Glass Lewis and ISS called the PSUs highly concerning. The investor groups said the PSUs tied the compensation committee’s hands and eliminated yearly performance incentives for the two executives. While the full value of the $130 million PSU grants are not guaranteed, the investor groups said the amount is significantly substantial when compared to C-Suite compensation packages at other companies across the globe. 

New York-based Regeneron has emerged as a leading company in the battle against COVID-19. Earlier this month, the U.S. Food and Drug Administration updated the Emergency Use Authorization previously granted to the company for REGEN-COV, its antibody cocktail. The FDA greenlit a lower dose version of the medication, combining two monoclonal antibodies, casirivimab and imedvimab. As BioSpace previously reported, the updated authorization was based on clinical data that showed REGEN-COV decreased the risk of hospitalization or death by 70% in high-risk, non-hospitalized patients. The results were consistent between the 1,200 mg and 2,400 mg doses.

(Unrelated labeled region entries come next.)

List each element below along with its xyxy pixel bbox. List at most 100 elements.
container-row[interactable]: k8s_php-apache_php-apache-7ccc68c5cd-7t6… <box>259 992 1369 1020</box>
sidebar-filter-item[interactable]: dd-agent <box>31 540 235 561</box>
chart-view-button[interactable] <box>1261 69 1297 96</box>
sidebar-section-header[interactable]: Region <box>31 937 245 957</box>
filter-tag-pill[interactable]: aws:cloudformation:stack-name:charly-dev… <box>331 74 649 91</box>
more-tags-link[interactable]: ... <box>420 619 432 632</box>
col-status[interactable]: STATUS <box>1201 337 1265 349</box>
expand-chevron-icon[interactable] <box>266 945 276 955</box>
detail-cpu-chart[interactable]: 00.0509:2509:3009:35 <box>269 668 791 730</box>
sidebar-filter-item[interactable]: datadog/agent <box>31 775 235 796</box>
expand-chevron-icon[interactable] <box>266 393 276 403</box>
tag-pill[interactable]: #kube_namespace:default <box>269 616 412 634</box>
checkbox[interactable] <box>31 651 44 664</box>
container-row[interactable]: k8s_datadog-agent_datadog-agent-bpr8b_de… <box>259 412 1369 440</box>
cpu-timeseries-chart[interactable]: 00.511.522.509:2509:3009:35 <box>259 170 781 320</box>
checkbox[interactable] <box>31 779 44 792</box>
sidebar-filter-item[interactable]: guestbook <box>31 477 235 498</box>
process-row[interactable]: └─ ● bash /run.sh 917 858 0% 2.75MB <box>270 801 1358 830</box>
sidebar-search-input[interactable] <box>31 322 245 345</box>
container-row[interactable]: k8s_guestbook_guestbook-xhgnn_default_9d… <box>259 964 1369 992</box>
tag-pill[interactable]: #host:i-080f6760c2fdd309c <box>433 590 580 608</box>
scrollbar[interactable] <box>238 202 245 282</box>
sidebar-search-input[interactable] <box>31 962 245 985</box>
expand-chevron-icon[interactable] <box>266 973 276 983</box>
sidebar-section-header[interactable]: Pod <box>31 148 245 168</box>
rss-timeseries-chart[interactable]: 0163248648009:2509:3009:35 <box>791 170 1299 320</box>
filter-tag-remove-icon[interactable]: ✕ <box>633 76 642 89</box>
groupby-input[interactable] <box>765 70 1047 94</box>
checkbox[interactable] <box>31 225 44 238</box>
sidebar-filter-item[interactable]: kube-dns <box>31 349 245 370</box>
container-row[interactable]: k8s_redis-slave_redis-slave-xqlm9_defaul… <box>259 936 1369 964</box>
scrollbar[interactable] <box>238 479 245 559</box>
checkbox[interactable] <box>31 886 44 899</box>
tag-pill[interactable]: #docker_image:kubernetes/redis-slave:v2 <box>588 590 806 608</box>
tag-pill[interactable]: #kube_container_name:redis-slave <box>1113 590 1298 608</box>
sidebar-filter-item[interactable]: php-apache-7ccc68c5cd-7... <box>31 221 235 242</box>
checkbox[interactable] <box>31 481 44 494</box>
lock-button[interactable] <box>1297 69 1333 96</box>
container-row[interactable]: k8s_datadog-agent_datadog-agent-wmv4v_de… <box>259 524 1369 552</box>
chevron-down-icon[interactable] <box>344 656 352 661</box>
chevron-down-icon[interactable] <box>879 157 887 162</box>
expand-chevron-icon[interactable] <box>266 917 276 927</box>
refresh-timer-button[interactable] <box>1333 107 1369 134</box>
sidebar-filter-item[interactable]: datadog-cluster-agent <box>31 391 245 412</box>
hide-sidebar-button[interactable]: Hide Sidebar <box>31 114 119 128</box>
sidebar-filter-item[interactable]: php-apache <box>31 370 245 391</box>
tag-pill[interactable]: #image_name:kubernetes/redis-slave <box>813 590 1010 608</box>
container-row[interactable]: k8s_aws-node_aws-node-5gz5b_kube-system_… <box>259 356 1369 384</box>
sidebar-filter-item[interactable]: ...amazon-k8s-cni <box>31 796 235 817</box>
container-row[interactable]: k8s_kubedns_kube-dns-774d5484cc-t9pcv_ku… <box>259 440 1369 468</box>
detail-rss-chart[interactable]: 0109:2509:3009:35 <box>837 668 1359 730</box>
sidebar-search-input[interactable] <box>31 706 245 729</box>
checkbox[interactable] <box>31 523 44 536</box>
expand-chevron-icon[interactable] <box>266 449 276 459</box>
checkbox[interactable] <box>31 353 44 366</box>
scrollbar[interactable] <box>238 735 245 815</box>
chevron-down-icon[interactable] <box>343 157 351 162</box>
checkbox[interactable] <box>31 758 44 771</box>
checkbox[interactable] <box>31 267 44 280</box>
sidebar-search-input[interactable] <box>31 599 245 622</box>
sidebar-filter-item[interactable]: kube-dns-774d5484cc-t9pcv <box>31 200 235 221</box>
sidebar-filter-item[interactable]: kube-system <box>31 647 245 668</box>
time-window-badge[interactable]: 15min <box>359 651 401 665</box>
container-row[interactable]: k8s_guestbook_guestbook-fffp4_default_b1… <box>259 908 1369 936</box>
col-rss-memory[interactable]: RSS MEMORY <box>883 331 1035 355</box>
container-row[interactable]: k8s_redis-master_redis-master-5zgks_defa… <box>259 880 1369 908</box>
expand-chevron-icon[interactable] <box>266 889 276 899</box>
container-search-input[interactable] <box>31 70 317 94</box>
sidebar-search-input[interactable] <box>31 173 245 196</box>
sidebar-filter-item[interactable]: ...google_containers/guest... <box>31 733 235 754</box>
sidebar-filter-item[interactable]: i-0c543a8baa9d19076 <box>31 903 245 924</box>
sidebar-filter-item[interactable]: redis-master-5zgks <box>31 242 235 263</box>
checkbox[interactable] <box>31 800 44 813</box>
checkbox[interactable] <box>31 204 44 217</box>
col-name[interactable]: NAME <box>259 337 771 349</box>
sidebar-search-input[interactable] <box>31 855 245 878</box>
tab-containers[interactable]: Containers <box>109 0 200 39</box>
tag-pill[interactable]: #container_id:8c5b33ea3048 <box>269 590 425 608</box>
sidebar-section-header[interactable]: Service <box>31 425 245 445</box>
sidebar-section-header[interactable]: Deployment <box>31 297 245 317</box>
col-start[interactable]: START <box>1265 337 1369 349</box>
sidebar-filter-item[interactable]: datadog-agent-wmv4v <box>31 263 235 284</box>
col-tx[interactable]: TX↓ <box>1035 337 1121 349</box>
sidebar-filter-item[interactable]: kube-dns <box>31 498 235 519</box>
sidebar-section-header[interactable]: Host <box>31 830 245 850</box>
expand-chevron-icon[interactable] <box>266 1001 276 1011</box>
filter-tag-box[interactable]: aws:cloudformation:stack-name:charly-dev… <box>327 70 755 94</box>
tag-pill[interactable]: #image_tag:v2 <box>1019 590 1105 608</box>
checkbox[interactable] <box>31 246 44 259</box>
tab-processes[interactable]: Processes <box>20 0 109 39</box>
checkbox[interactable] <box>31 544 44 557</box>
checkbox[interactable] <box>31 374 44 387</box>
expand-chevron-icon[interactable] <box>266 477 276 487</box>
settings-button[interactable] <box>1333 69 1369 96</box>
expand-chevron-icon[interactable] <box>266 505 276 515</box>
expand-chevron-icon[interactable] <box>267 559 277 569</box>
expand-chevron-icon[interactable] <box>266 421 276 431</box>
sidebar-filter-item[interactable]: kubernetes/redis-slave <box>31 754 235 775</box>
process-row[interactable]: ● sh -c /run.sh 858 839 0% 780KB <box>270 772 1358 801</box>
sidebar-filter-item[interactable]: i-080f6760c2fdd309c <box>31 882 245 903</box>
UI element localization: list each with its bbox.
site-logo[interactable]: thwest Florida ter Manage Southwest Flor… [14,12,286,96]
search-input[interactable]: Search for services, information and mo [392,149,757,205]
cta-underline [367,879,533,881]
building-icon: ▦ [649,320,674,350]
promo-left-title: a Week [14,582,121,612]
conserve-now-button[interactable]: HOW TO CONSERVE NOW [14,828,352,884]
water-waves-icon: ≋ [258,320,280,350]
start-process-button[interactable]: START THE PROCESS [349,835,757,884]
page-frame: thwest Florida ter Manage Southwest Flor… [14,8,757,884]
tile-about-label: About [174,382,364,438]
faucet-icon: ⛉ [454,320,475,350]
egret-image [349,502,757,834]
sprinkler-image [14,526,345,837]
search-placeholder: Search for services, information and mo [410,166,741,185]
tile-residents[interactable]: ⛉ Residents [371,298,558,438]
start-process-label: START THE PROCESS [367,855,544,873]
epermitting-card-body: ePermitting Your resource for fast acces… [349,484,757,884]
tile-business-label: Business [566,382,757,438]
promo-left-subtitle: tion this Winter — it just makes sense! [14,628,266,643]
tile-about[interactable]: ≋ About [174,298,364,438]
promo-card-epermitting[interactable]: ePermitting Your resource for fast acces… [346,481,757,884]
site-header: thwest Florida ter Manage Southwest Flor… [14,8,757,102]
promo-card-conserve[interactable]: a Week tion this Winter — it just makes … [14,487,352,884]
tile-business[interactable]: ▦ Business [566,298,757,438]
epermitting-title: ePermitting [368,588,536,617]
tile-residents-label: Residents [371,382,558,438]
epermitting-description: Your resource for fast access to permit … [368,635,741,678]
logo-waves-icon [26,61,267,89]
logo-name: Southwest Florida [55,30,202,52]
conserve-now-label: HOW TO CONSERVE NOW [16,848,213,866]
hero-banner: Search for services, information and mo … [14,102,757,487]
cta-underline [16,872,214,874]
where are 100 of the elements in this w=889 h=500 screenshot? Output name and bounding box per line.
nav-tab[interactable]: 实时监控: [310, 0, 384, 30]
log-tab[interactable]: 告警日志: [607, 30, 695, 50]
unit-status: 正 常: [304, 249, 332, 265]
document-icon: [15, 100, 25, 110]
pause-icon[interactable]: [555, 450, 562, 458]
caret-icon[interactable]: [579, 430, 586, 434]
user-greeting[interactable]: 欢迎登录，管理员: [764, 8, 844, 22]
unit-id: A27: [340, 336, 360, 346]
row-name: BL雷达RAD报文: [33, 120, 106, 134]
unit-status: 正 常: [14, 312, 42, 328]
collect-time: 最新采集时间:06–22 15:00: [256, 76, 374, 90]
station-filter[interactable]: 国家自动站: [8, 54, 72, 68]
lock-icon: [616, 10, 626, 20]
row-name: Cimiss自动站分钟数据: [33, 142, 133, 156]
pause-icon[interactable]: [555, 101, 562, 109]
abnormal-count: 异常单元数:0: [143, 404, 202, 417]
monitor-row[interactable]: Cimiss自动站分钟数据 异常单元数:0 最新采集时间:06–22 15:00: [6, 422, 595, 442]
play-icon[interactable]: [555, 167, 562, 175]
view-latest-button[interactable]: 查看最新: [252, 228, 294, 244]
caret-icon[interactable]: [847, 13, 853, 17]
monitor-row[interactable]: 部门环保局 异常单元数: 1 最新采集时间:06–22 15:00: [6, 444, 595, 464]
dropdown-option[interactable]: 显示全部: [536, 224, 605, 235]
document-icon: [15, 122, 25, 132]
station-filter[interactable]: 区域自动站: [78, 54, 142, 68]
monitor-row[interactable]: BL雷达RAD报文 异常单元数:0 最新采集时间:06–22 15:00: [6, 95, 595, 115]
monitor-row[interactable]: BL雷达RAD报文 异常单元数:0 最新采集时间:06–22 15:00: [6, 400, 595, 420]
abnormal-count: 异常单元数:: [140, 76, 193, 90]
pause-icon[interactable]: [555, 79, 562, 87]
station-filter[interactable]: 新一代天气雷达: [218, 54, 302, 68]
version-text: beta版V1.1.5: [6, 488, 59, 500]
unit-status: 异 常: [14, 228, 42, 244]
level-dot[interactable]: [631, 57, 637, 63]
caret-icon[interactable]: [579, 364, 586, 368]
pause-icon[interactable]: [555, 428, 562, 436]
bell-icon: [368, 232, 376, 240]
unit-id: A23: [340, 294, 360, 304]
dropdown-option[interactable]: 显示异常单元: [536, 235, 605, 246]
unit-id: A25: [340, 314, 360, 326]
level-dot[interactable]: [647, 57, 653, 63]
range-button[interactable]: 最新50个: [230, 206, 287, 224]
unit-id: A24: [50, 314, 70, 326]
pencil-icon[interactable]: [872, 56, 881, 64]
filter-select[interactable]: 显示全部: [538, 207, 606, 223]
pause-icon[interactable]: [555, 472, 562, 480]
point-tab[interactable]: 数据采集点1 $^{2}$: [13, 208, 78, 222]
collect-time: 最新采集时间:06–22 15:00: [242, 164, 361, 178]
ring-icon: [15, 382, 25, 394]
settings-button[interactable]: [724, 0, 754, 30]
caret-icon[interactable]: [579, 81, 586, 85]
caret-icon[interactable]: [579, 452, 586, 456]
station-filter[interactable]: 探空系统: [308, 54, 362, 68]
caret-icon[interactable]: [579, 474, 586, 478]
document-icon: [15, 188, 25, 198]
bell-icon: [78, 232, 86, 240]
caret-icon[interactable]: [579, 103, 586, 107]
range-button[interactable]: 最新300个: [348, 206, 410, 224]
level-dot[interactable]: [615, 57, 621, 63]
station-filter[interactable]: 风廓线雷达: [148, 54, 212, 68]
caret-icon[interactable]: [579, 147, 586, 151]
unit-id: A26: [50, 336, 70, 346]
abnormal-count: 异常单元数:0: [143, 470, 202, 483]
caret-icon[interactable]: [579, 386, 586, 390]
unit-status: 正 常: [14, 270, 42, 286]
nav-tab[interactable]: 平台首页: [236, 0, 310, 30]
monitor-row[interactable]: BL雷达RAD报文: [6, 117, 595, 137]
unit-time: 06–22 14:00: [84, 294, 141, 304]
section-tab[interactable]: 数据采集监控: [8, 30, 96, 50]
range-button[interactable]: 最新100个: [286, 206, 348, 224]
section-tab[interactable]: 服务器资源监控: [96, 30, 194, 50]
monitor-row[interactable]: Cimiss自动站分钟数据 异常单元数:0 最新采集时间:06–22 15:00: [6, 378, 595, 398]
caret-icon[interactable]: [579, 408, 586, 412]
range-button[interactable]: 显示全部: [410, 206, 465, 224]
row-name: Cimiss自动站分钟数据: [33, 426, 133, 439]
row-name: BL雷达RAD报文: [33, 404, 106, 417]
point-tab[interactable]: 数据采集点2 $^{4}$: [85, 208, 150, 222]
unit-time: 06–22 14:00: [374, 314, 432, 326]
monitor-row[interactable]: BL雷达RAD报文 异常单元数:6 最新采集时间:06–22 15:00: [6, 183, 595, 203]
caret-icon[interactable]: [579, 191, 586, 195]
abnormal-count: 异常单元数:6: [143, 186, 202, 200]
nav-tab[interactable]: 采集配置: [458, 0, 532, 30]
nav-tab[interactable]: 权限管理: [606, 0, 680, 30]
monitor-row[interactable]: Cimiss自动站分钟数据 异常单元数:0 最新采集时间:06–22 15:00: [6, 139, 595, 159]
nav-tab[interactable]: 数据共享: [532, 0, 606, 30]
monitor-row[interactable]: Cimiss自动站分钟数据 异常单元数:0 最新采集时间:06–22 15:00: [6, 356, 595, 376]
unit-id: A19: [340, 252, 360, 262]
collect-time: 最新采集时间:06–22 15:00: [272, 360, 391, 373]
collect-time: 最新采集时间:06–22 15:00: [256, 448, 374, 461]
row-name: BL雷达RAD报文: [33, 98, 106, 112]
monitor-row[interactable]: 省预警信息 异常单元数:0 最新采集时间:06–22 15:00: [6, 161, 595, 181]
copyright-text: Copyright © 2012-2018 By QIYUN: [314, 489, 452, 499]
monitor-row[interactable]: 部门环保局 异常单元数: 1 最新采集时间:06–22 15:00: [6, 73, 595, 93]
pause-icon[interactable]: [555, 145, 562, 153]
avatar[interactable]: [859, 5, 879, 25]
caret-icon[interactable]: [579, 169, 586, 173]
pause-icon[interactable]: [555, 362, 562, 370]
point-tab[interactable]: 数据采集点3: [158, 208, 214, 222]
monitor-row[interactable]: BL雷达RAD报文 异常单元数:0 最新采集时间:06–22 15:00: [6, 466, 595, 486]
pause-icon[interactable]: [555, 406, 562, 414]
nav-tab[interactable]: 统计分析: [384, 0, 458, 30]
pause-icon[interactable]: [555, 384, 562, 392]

The company is also well-situated from its ongoing partnership with Sanofi for Dupixent, a fully human monoclonal antibody that inhibits the signaling of the interleukin-4 and interleukin-13 proteins. Dupixent has been a strong revenue driver for both Regeneron and Sanofi. Dupixent generated $1.4 billion in revenue for Regeneron in the fourth quarter of 2020. 

Regeneron has a market cap of about $52 billion.